Azula examined her hands for a few seconds as she tried to think about whether this Ty Lee was an improvement. No, this Ty Lee felt like Ty Lee and therefore was an improvement. Ty Lee used to care about those things, and even if she was just pretending, it consoled Azula.
"What did you dream about?" Azula asked, and she had no idea why she did, because the last thing she wanted to hear about was some boring dream.
Ty Lee dropped her hairbrush and that crash was the only sound in the room for too long.
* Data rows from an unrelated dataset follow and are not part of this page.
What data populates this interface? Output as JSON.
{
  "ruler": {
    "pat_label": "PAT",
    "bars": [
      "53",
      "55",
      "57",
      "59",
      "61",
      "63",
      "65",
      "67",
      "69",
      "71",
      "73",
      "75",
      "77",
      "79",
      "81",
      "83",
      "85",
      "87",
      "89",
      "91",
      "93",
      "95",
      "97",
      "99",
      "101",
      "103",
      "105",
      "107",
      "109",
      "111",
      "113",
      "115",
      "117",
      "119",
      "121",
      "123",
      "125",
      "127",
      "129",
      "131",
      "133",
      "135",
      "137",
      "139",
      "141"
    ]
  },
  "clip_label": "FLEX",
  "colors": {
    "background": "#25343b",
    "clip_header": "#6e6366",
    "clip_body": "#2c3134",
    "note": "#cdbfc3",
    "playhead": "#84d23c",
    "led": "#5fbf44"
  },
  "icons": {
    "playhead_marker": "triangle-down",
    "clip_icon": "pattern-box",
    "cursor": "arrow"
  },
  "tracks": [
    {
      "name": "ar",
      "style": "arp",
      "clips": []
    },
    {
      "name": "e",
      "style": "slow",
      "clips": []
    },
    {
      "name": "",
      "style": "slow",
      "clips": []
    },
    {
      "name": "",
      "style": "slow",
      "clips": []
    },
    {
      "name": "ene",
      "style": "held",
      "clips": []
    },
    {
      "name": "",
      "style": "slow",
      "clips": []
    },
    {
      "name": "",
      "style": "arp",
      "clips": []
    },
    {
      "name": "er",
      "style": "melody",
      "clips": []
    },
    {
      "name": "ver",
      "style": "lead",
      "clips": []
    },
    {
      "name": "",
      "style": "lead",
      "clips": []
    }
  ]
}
"I dreamt about the city burning. And I dreamt about the spirits and so much fire, so much of it and..." Ty Lee shook her head. "It must just be memories of the comet. Except... the city was Caldera and I was so helpless as I just stood there like I always do and didn't try anything to stop it."
Ty Lee's lip trembled and she tried her best not to cry.
"It was a dream," Azula said coldly and Ty Lee accepted that.
"Azula, you're so sad looking," Ty Lee said airily as she poked at the Pai Sho tiles. She sucked at playing, but she did it anyway because whenever she was alone her thoughts got out of control.
Which was not okay. Ty Lee talked so much because she did not want to think for too long or about anything that made her feel uncomfortable. Azula was a temporary seal on the wounds, and Ty Lee accepted it even she was a slave.
"I'm what?" Azula asked, leaning back with her shoulders rolled into a position of power.
Ty Lee chewed on her fingernail before saying, "No. You just look tired is all. Everybody does though and stuff. I heard about those gross weird natural disasters in the east. Or the west? Yeah, it's the west."
Azula did not say much. "Well, I've had trouble sleeping lately. Maybe you could make it easier."
Ty Lee rubbed her finger on the lotus tile once before complying to Azula's guised request.
Azula stared at the flowers.
It had been a week or so since Zuko was proclaimed dead and that uncertainty ended. The rebels were contained in prisons or as such things as Ty Lee, or executed. Father should have been so comfortable, but he was not.
She thought he was becoming somewhat paranoid, but she avoided him and drifted through the palace, wondering if she should have done what Mai continuously denied saying. Ty Lee got board games and Azula played them with her and tried to ignore the purplish exhaustion in Ty Lee's eyes.
Azula stared at the flowers and realized that they were actually weeds.
"Does no one take care of this place?" Azula asked the vacant courtyard before exhaling the humid, brisk air of the morning. "It's shameful to leave the palace in such disarray."
Princess Azula kicked at the dirt to cover up the weeds, but she bit her tongue.
They looked like an eyesore that could not be ignored.
She glanced over her shoulder and knelt down to try to figure out just what these flowers were supposed to be. It was because she wanted the palace to be prettier, of course, because she wanted to brighten up such a dull dismal place. It was because she wanted to avoid continuing the torture of trying to help Ty Lee heal when Ty Lee did not think she was broken.
Azula picked the weeds and burned them.
The morning was even more quiet than the ones on which she would bend for hours.
Plants never complained or talked back, after all.